Let’s not forget that this is a device that costs less than £200. Anybody expecting results that would rival the Google Pixel 6 would be disappointed, but if they keep their expectations in check, they should be happy—at least in ideal lighting situations.
These days, portrait mode is practically universal and allows you to customize the depth of focus; Similar to Portrait Mode but with plates instead of faces; Macro Mode is for taking close-up pictures, but the results aren’t always great (see at the snail above); Pro Mode enables you to delve deeply into the camera’s settings and fiddle around as much as you like.
We anticipate that most people will use Portrait and Pro Mode out of those four options.
While these can look compelling on a phone screen, they don’t look quite as hot on a larger screen or after cropping or zooming. The Galaxy A12 also offers the ability to quickly switch between the regular camera and an ultrawide camera, which can capture dramatic-looking shots from a seemingly completely different perspective.
Good news thus far, then. Regrettably, Samsung has made the biggest concessions when it comes to
Without a doubt, the Galaxy A12 is the slowest smartphone I have ever used. Every input takes almost a second to register, making it difficult and even quite annoying to do anything, from opening an app to taking a picture to composing a message. Was there a crash? It’s simply taking its time, that’s all.
The Galaxy A12 is so sluggish that no matter how many times the lag causes everything to pause, you can’t help but tap the screen again after convincing yourself that you surely didn’t touch it properly the first time. Yet you did it more often than not. I’ve never encountered a phone with this much latency.
Batteries The Galaxy A12’s battery life is without a doubt its most outstanding feature; the phone can easily last an entire day without even hinting at danger, even if you mix in some streaming or gaming. You might only need to charge it every two days if you use it wisely.

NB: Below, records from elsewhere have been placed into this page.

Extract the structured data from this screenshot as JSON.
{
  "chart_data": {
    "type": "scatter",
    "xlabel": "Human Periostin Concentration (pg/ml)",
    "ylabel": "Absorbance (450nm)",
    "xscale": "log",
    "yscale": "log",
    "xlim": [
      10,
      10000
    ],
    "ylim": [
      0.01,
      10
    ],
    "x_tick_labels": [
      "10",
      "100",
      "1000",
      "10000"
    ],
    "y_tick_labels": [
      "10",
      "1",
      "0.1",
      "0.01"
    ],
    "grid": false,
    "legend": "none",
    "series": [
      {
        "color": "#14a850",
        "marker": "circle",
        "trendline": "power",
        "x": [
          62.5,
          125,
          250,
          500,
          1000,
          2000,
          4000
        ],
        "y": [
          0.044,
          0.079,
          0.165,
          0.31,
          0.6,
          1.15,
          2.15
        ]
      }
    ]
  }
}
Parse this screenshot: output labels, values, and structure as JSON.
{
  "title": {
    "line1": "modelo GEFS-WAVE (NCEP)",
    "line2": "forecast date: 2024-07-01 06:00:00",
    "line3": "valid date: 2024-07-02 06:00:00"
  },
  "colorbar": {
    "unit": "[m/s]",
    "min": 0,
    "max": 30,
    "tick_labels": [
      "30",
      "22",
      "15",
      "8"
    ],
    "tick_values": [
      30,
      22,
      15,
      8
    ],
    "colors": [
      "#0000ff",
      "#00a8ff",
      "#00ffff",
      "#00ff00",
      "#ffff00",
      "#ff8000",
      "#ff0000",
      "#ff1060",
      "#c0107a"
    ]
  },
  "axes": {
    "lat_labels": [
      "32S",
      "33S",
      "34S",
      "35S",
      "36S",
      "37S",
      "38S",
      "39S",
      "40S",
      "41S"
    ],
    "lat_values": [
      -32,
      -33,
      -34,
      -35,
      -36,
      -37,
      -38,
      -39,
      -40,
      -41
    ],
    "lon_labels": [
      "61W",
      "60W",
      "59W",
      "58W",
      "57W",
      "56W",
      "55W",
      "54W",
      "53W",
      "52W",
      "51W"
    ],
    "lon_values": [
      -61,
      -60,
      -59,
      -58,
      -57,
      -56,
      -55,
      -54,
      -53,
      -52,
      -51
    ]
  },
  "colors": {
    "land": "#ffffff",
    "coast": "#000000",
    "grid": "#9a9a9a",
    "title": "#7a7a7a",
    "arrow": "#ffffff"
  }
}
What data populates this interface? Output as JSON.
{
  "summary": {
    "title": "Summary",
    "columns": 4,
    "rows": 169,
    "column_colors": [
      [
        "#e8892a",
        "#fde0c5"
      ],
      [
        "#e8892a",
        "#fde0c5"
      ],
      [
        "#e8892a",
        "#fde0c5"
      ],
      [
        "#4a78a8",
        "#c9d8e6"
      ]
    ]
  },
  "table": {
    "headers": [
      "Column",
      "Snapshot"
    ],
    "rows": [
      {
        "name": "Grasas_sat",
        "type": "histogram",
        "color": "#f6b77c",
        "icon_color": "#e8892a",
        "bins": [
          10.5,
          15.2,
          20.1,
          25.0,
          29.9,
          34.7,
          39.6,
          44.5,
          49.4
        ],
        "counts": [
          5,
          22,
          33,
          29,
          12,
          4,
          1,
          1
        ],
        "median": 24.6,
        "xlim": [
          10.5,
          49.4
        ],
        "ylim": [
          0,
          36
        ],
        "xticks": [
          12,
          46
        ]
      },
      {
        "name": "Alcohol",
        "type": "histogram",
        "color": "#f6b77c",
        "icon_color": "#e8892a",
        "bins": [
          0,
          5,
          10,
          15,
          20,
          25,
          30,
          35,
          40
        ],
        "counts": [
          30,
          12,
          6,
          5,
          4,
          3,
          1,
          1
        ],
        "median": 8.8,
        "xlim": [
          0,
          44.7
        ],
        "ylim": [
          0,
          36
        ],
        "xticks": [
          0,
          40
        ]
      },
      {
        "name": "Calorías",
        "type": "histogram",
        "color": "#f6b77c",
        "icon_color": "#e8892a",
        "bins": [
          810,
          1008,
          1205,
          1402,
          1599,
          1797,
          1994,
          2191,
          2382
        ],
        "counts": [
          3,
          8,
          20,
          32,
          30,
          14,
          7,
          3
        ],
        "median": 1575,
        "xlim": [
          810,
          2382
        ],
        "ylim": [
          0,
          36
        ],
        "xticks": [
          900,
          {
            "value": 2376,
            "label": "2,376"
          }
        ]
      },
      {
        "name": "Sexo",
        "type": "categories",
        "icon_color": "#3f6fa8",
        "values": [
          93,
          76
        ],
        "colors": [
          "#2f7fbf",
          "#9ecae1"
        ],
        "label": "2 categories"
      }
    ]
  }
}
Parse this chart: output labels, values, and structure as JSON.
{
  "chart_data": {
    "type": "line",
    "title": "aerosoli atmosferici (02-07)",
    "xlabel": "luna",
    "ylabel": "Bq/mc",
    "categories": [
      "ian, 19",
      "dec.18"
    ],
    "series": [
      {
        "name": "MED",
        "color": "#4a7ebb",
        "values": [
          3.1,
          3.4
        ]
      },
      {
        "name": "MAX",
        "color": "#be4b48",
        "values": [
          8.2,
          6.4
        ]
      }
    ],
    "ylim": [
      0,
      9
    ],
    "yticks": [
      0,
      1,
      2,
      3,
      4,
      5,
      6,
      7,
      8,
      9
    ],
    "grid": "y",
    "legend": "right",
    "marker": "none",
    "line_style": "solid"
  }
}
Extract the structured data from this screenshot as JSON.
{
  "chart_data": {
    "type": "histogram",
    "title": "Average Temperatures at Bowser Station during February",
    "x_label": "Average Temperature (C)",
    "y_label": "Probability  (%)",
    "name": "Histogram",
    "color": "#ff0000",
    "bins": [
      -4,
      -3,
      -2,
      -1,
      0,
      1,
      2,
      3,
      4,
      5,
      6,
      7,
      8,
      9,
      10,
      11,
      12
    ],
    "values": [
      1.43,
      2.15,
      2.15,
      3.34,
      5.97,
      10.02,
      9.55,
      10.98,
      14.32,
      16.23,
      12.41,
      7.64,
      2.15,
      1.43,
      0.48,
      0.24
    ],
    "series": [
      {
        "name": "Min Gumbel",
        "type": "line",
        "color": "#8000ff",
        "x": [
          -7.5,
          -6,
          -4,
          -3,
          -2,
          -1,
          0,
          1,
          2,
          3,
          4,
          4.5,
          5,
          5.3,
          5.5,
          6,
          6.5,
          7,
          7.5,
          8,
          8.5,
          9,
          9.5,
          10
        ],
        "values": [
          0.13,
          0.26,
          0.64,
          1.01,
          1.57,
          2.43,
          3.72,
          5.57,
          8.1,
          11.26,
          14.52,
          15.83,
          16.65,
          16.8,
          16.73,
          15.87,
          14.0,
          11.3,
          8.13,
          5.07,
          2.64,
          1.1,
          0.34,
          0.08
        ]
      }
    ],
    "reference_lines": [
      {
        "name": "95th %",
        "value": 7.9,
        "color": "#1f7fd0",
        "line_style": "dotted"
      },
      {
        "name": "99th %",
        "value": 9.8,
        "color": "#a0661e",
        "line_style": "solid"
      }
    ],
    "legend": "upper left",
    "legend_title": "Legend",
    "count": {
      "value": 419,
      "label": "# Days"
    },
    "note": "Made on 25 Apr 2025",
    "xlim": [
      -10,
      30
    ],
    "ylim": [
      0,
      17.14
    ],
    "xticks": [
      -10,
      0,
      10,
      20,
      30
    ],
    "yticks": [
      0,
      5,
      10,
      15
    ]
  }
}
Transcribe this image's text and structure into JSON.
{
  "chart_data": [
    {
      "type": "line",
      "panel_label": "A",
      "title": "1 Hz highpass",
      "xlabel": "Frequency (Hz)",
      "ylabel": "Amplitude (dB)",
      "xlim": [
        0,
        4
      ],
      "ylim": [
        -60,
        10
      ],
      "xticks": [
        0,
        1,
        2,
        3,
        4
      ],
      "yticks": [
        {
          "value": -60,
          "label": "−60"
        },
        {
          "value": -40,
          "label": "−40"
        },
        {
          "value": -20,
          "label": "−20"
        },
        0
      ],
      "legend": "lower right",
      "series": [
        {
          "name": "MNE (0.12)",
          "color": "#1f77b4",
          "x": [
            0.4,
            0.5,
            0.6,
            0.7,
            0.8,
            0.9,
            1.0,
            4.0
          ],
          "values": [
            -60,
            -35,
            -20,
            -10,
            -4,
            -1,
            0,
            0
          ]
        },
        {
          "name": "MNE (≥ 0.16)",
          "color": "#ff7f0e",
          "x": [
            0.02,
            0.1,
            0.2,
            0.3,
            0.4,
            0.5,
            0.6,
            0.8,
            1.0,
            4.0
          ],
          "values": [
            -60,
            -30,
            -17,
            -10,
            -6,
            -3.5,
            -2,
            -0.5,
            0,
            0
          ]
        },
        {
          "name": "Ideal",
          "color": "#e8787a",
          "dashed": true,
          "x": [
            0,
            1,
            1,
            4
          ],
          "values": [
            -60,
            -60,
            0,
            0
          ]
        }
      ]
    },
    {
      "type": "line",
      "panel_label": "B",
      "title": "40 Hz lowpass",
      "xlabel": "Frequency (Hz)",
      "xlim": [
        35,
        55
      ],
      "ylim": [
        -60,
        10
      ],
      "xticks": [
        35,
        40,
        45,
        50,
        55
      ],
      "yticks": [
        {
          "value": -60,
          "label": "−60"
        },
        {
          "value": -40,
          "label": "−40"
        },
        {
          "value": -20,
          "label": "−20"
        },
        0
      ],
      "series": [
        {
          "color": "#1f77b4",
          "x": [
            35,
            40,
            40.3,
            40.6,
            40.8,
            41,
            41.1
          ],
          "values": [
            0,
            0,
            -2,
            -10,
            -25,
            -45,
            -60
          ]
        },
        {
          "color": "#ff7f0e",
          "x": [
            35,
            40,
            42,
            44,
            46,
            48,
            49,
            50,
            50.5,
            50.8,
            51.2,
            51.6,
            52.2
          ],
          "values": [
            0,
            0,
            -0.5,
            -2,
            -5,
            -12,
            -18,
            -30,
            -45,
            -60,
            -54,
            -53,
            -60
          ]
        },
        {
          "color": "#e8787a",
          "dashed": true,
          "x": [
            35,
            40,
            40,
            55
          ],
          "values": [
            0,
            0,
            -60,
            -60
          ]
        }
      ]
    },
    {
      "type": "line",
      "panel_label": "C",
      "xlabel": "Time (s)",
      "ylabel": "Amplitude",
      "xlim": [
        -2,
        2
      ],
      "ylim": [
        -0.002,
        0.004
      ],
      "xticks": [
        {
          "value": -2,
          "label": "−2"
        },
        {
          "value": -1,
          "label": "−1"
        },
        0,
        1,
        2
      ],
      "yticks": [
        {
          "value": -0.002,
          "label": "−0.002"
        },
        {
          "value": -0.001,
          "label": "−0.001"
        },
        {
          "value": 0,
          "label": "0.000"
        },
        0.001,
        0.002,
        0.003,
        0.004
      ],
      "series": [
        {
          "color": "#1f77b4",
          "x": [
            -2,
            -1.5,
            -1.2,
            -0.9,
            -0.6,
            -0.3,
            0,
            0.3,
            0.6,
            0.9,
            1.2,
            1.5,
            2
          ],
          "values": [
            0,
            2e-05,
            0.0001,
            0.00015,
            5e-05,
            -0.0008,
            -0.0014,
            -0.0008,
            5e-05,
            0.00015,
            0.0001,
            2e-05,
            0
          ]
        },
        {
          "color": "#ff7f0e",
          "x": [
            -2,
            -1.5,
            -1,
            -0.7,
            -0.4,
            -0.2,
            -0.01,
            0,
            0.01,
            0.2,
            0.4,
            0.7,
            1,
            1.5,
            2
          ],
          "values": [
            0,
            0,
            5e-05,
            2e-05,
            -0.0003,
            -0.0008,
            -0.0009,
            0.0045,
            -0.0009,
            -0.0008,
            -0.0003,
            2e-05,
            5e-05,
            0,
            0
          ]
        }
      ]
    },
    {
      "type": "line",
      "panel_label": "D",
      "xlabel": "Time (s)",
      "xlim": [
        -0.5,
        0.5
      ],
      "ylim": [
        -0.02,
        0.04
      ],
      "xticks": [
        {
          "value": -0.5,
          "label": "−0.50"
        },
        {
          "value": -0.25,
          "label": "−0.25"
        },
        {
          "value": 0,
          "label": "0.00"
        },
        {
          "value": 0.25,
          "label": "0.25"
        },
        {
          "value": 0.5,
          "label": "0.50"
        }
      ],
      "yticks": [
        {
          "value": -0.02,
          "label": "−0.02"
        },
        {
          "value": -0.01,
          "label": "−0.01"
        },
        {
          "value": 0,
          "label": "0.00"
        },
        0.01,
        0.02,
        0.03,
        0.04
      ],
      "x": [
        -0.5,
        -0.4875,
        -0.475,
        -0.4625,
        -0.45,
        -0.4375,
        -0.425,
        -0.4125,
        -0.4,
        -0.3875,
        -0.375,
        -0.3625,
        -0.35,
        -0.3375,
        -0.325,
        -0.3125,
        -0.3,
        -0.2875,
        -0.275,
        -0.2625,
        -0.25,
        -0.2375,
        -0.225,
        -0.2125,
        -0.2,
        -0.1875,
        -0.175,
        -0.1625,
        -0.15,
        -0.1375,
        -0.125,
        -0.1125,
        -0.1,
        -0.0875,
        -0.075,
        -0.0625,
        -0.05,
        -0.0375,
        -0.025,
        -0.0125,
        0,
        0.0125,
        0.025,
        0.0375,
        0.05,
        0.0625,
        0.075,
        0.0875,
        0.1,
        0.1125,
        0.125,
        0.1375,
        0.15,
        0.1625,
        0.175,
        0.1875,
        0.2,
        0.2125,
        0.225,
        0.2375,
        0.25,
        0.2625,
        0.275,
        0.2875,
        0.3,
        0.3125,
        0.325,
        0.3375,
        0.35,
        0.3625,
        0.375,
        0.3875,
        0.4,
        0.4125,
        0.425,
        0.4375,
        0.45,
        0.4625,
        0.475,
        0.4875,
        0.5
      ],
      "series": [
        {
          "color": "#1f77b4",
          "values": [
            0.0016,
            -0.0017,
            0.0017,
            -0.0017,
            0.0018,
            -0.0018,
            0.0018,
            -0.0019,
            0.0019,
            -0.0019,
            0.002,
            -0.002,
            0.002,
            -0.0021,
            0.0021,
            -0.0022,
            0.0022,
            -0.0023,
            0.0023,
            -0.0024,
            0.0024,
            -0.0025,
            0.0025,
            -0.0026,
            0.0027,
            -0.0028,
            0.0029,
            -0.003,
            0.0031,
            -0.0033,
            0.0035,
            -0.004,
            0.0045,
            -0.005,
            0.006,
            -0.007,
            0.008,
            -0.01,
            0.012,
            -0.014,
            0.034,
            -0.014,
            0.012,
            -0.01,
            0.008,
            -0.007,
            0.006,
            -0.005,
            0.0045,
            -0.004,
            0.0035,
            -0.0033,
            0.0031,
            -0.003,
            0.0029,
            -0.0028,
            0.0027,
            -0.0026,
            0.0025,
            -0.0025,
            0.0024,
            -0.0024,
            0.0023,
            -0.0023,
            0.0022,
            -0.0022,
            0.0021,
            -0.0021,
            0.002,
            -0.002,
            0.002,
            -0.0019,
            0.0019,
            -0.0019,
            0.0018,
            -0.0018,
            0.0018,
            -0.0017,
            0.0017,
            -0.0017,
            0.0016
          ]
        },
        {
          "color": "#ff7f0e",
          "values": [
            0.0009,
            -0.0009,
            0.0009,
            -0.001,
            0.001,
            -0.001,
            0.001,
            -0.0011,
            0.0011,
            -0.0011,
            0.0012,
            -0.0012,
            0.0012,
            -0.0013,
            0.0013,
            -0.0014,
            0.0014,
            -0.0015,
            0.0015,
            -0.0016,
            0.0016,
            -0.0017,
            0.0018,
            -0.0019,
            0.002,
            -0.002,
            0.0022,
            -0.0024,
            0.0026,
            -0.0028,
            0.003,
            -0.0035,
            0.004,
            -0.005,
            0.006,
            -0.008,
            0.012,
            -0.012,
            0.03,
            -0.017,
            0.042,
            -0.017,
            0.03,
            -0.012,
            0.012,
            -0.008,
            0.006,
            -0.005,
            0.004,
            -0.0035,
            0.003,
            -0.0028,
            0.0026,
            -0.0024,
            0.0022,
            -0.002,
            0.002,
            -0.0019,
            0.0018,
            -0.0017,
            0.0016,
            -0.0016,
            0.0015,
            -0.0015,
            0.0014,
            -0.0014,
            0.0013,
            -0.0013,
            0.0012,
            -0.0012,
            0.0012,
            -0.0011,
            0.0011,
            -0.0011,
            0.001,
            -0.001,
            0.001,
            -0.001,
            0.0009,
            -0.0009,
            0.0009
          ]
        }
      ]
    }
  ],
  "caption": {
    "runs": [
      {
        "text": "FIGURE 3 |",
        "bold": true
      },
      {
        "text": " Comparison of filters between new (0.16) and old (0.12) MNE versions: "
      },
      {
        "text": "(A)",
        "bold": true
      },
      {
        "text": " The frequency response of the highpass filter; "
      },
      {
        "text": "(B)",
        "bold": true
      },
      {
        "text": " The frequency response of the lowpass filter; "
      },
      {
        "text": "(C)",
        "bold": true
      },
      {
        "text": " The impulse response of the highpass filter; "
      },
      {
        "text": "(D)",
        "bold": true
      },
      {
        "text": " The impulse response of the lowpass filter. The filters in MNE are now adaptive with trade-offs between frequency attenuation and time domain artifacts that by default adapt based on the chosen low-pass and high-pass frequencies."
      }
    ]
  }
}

In practical use, playing Asphalt 8 for half an hour consumed 6% of the battery, an hour of Netflix streaming depleted 7%, and playing Threes for half an hour depleted another 2%. Only 15% of the battery life is equivalent to two hours of pleasure. Music barely made a mark; playing downloaded music for an hour only depleted the Galaxy A12’s battery by 1%, compared to an hour of online streaming that used up 2% of the battery.
The Galaxy A12’s recharging process isn’t as joyful, though. It took 1 hour 35 minutes to charge the phone from 0% to 50% using the equipment that was included in the box, and an astounding 3 hours 25 minutes to fully charge it.
In practically every respect, the Samsung Galaxy A12 is an excellent improvement over the Galaxy A11. The good 48MP main camera, fantastic battery life, and Samsung’s clean and appealing One UI software are what this cost-effective phone does offer. Although the weak periphery cameras and sluggish performance can be annoying, these are to be expected given the price range.